Segundo ela, a maioria dos pacientes são reincidentes por, principalmente, não seguir o tratamento indicado. "Nossos pacientes aqui geralmente são 'com chip': vêm, saem, voltam às práticas lá fora, não faz atendimento com o CAPS e voltam de novo".
Psiquiatra, especialista pela ABP (Associação Brasileira de Psiquiatria) e preceptora na residência da UNIFESP/EPM, a Dra. Danielle Admoni alerta que a psiquiatria é uma área da medicina e, assim como as outras, os pacientes podem precisar de atendimento diferenciado.
"A gente precisa pensar que as pessoas que os portadores de transtornos mentais também, eventualmente, vão precisar de atendimento mais intenso, que seria o hospital psiquiátrico. Então, sim, é fundamental que a gente mantenha ainda estes hospitais".
Ela alerta que o trabalho preventivo pode reduzir e até evitar que vários casos se agravem a ponto de demandar internação. "Aí sim a gente fala dos CAPS, que são os centros de atenção psicossocial, das unidades básicas de saúde, dos de convivência e várias outras coisas que se fosse uma rede articulada e que se funcionasse bem, a gente precisaria cada vez menos internar".
Os hospitais psiquiátricos não são lugares pra depositar aquela pessoa, como era feito até antes de 1970. É para um curto período de tratamento.
Danielle aponta que a desinstitucionalização e a reinserção social de pacientes com doenças mentais que foram internados em hospitais psiquiátricos por longos períodos é um processo complicado, mas deixar essas pessoas excluídas da sociedade não pode ser uma opção.

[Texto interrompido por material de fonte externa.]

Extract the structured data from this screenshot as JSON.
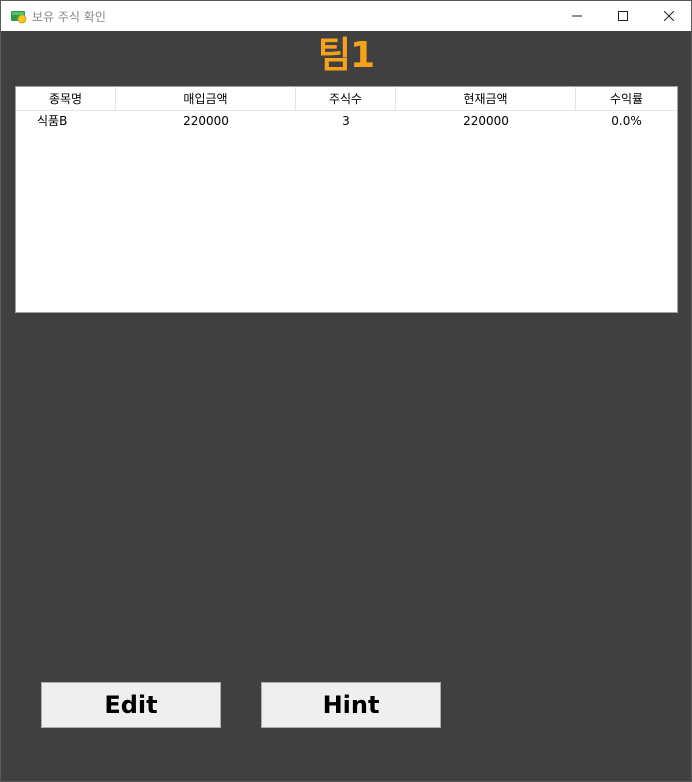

"Essa reinserção é muito difícil, porque a ideia realmente é jamais tirar essas pessoas do social. É estruturando a rede básica de saúde, os CAPS, centros de convivência, e pensar em programas sociais mesmo, para que essas pessoas possam pensar, achar algum trabalho, alguma atividade pra que elas possam realmente se reintegrar à sociedade".
Rede deficiente
Com essa rede ainda pouco estruturada, Danielle aponta que a manutenção dos hospitais se mostra, mais uma vez, fundamental. Ela avalia como falha a rede de sistema de saúde mental no Brasil.

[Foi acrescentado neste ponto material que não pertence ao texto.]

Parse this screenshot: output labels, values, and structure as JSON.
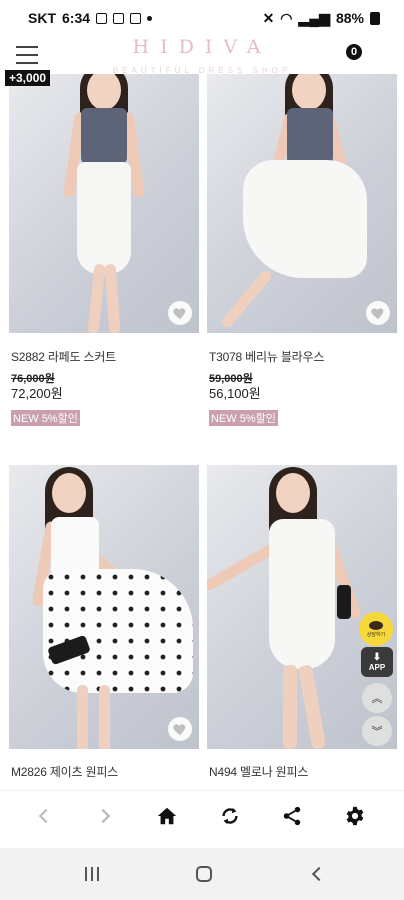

"Precisaria estruturar o posto de saúde, precisa estruturar os CAPS para, então, estruturar os hospitais psiquiátricos, simplesmente fechar os leitos fica sem ter para onde mandar essas pessoas".
Segundo a Secretaria de Saúde da Bahia, os atendimentos feitos na rede seguem protocolos estabelecidos pelo Ministério da Saúde, além de seguirem condutas médicas. "As internações devem obedecer à Lei Federal 10.216 e só acontecer em último caso e pelo menor tempo possível de acordo com as necessidades do paciente".
Segundo a pasta, as unidades "prezam pelo bom atendimento ao paciente e seguem a legislação vigente, buscando sempre assegurar os direitos das pessoas portadoras de transtornos mentais".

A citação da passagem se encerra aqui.